In an Apple-style “one more thing” moment during the Snap Partner Summit keynote on Thursday, CEO Evan Spiegel revealed the next generation of Spectacles, which have finally evolved into standalone smartglasses capable of displaying AR content.
With dual waveguide displays, two RGB cameras, four microphones, and two stereo speakers, the smartglasses weigh 134 grams and can deliver 23 degrees diagonal field of view and 2000 nits of brightness. The device runs on Snap’s own Spatial Engine, which is capable of six degrees of freedom and hand tracking, and works without a smartphone nearby (although a smartphone is needed to initialize set-up).
Users can browse the Lens Carousel via a capacitive touchpad on the temple or launch Lenses via Voice Scan and then view the AR effects directly through the smartglasses. Users can also launch Lenses with Voice Scan.
A button on the right initiates Scan, Snapchat’s visual search tool, to suggest Lenses based on what is in the field of view, while the left button records 10-second videos with AR effects, which are exported to the connected smartphone. As usual, an LED light lets people know when video capture is occurring.
If there’s a downside, it’s the fact that the device has a meager 30 minutes of battery life with continuous use. Also, its utility appears to be limited to Snap’s AR Lenses—no AR navigation or notifications here.

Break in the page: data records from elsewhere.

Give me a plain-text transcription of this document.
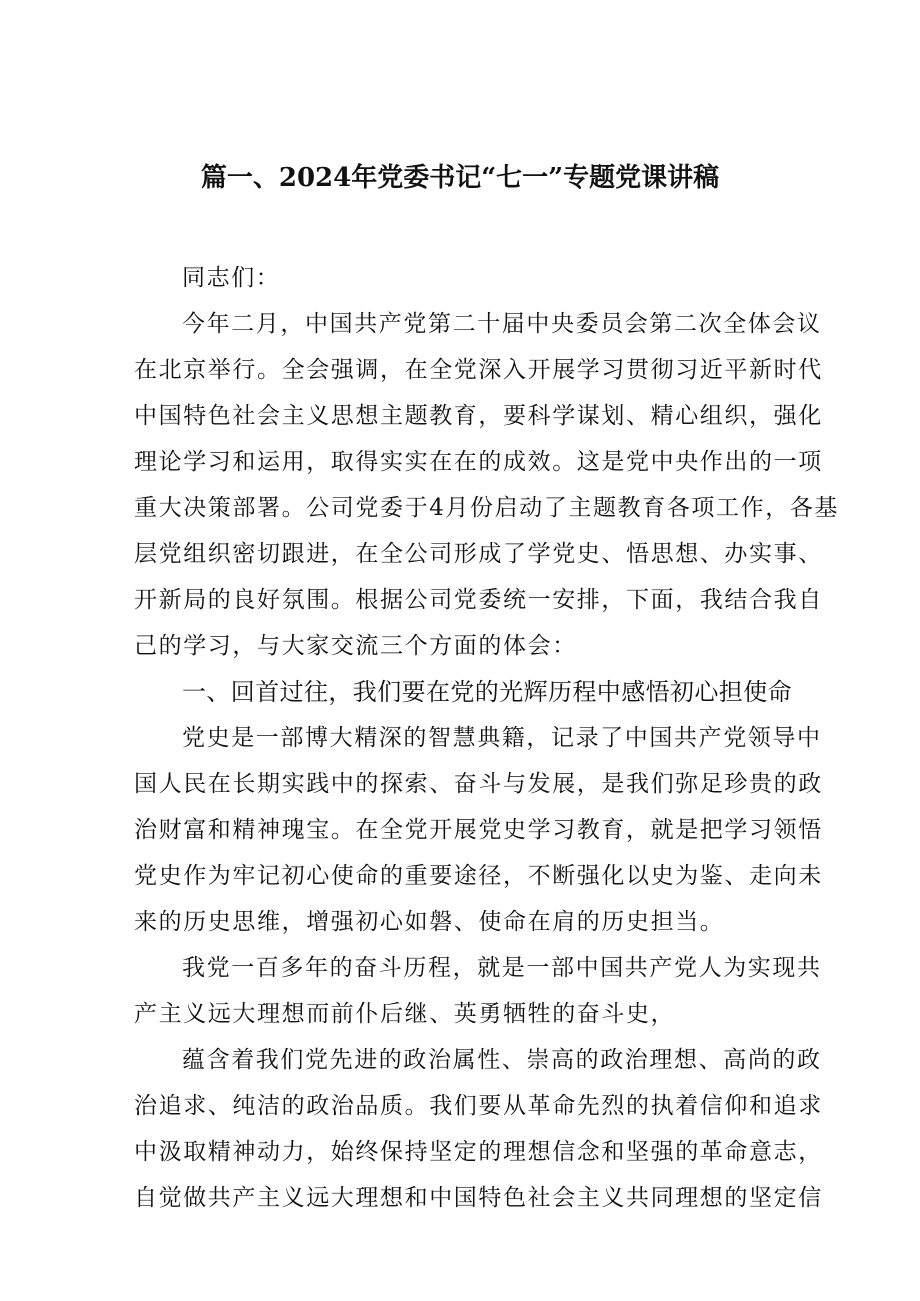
篇一、2024年党委书记“七一”专题党课讲稿

同志们：

今年二月，中国共产党第二十届中央委员会第二次全体会议
在北京举行。全会强调，在全党深入开展学习贯彻习近平新时代
中国特色社会主义思想主题教育，要科学谋划、精心组织，强化
理论学习和运用，取得实实在在的成效。这是党中央作出的一项
重大决策部署。公司党委于4月份启动了主题教育各项工作，各基
层党组织密切跟进，在全公司形成了学党史、悟思想、办实事、
开新局的良好氛围。根据公司党委统一安排，下面，我结合我自
己的学习，与大家交流三个方面的体会：

一、回首过往，我们要在党的光辉历程中感悟初心担使命

党史是一部博大精深的智慧典籍，记录了中国共产党领导中
国人民在长期实践中的探索、奋斗与发展，是我们弥足珍贵的政
治财富和精神瑰宝。在全党开展党史学习教育，就是把学习领悟
党史作为牢记初心使命的重要途径，不断强化以史为鉴、走向未
来的历史思维，增强初心如磐、使命在肩的历史担当。
我党一百多年的奋斗历程，就是一部中国共产党人为实现共
产主义远大理想而前仆后继、英勇牺牲的奋斗史，
蕴含着我们党先进的政治属性、崇高的政治理想、高尚的政
治追求、纯洁的政治品质。我们要从革命先烈的执着信仰和追求
中汲取精神动力，始终保持坚定的理想信念和坚强的革命意志，
自觉做共产主义远大理想和中国特色社会主义共同理想的坚定信
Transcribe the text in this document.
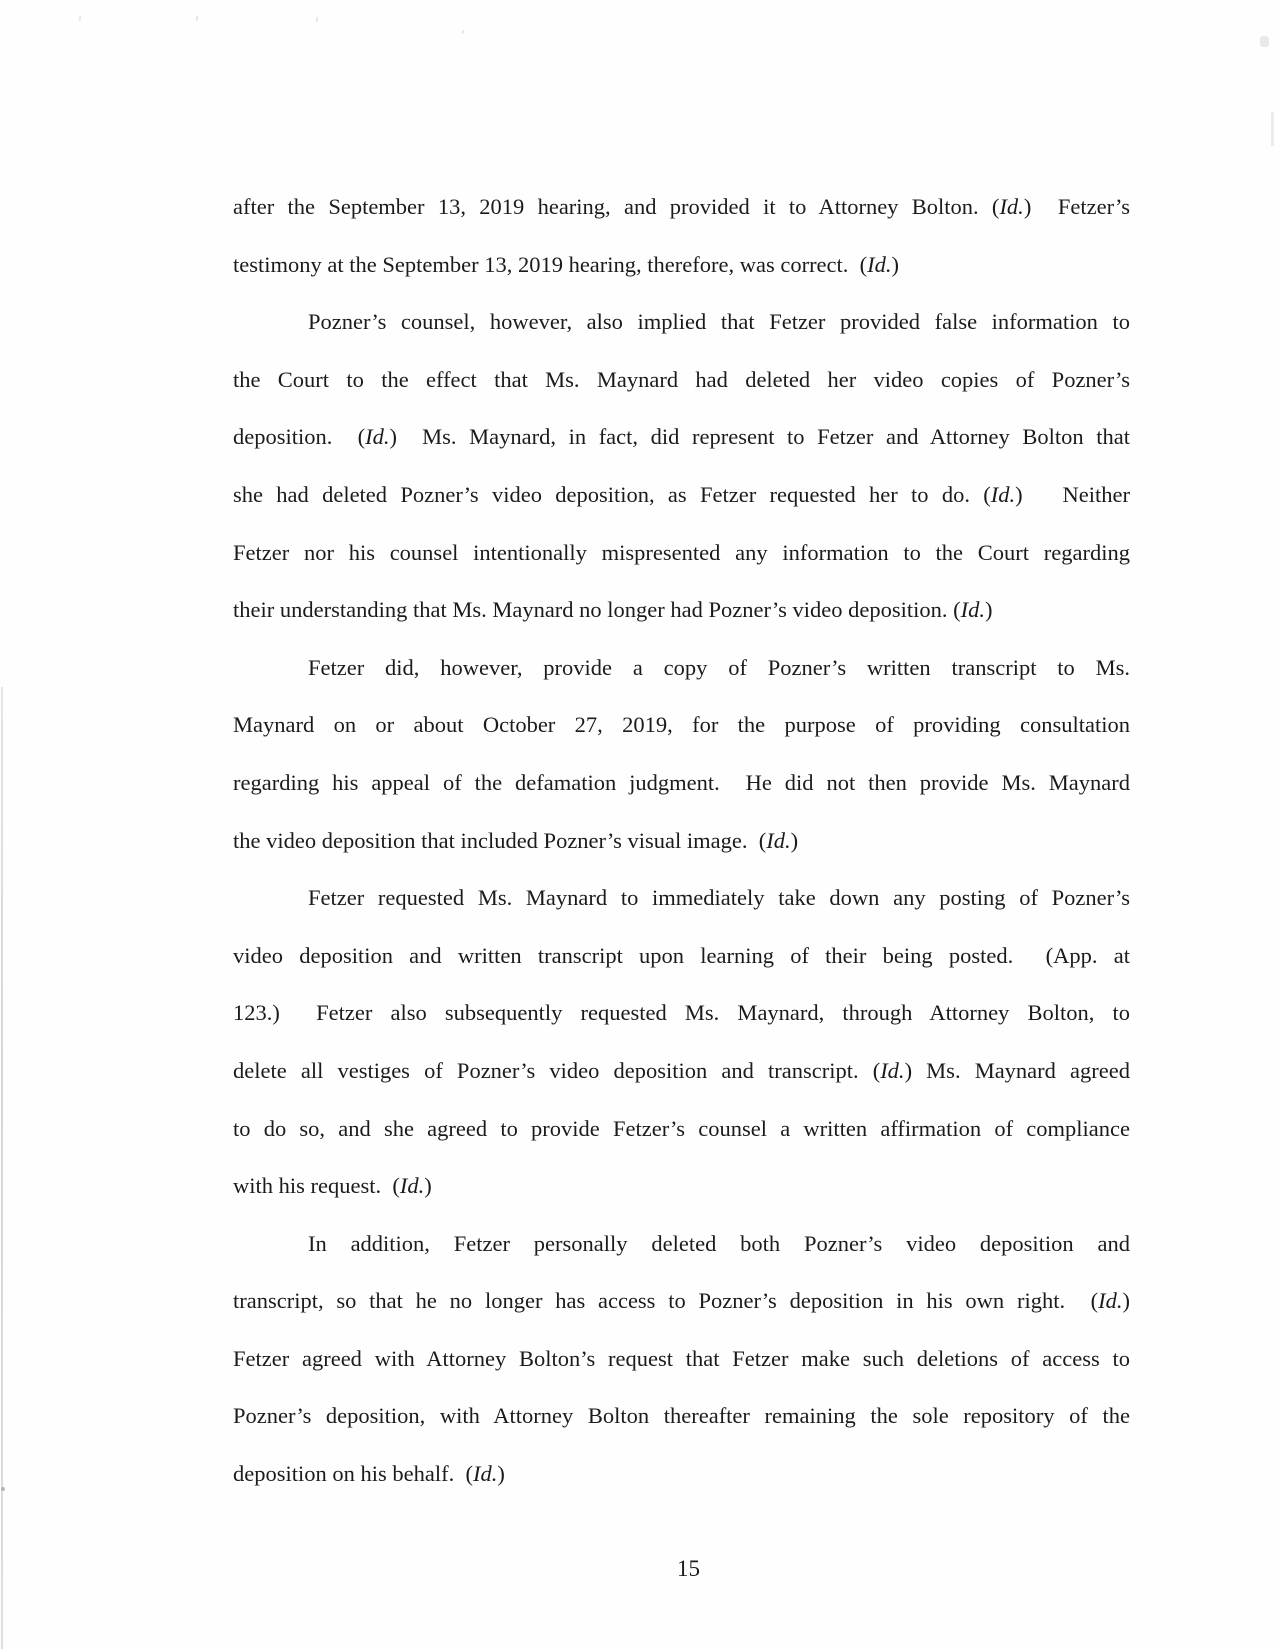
after the September 13, 2019 hearing, and provided it to Attorney Bolton. (Id.)  Fetzer’s
testimony at the September 13, 2019 hearing, therefore, was correct.  (Id.)
Pozner’s counsel, however, also implied that Fetzer provided false information to
the Court to the effect that Ms. Maynard had deleted her video copies of Pozner’s
deposition.  (Id.)  Ms. Maynard, in fact, did represent to Fetzer and Attorney Bolton that
she had deleted Pozner’s video deposition, as Fetzer requested her to do. (Id.)   Neither
Fetzer nor his counsel intentionally mispresented any information to the Court regarding
their understanding that Ms. Maynard no longer had Pozner’s video deposition. (Id.)
Fetzer did, however, provide a copy of Pozner’s written transcript to Ms.
Maynard on or about October 27, 2019, for the purpose of providing consultation
regarding his appeal of the defamation judgment.  He did not then provide Ms. Maynard
the video deposition that included Pozner’s visual image.  (Id.)
Fetzer requested Ms. Maynard to immediately take down any posting of Pozner’s
video deposition and written transcript upon learning of their being posted.  (App. at
123.)  Fetzer also subsequently requested Ms. Maynard, through Attorney Bolton, to
delete all vestiges of Pozner’s video deposition and transcript. (Id.) Ms. Maynard agreed
to do so, and she agreed to provide Fetzer’s counsel a written affirmation of compliance
with his request.  (Id.)
In addition, Fetzer personally deleted both Pozner’s video deposition and
transcript, so that he no longer has access to Pozner’s deposition in his own right.  (Id.)
Fetzer agreed with Attorney Bolton’s request that Fetzer make such deletions of access to
Pozner’s deposition, with Attorney Bolton thereafter remaining the sole repository of the
deposition on his behalf.  (Id.)
15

Unfortunately, they aren’t available to the general public at this point. Instead, they are being offered to a select group of AR creators. For those creators, though, the Spectacles have full integration with Lens Studio, including the ability to test Lenses in real-time.
For everyone else, there’s a try-on Lens available via the Snapchat Lens Carousel today.
Today’s surprise reveal was actually foreshadowed earlier this year by reports that Snap had AR-capable Spectacles in the works.
The tech world has waited with bated breath for Apple to bring its secretive AR wearable to market, with the current consensus pointing to an AR headset to arrive in 2022. Meanwhile, Facebook and its AR/VR arm by acquisition, Oculus, will tell anyone who will listen that it’s working on AR smartglasses and accessories.
But, lo and behold, Snap has been dropping subtle hints on its progress toward smartglasses through its earlier versions of Spectacles. The camera-equipped wearable made a step in the smartglasses direction in its third-generation edition, which also featured dual cameras, but needed to export 3D videos and images to Snapchat in order to add AR effects.
Though the next Spectacles are positioned as a developer kit, the company is further ahead than much bigger tech companies in the next paradigm of computing.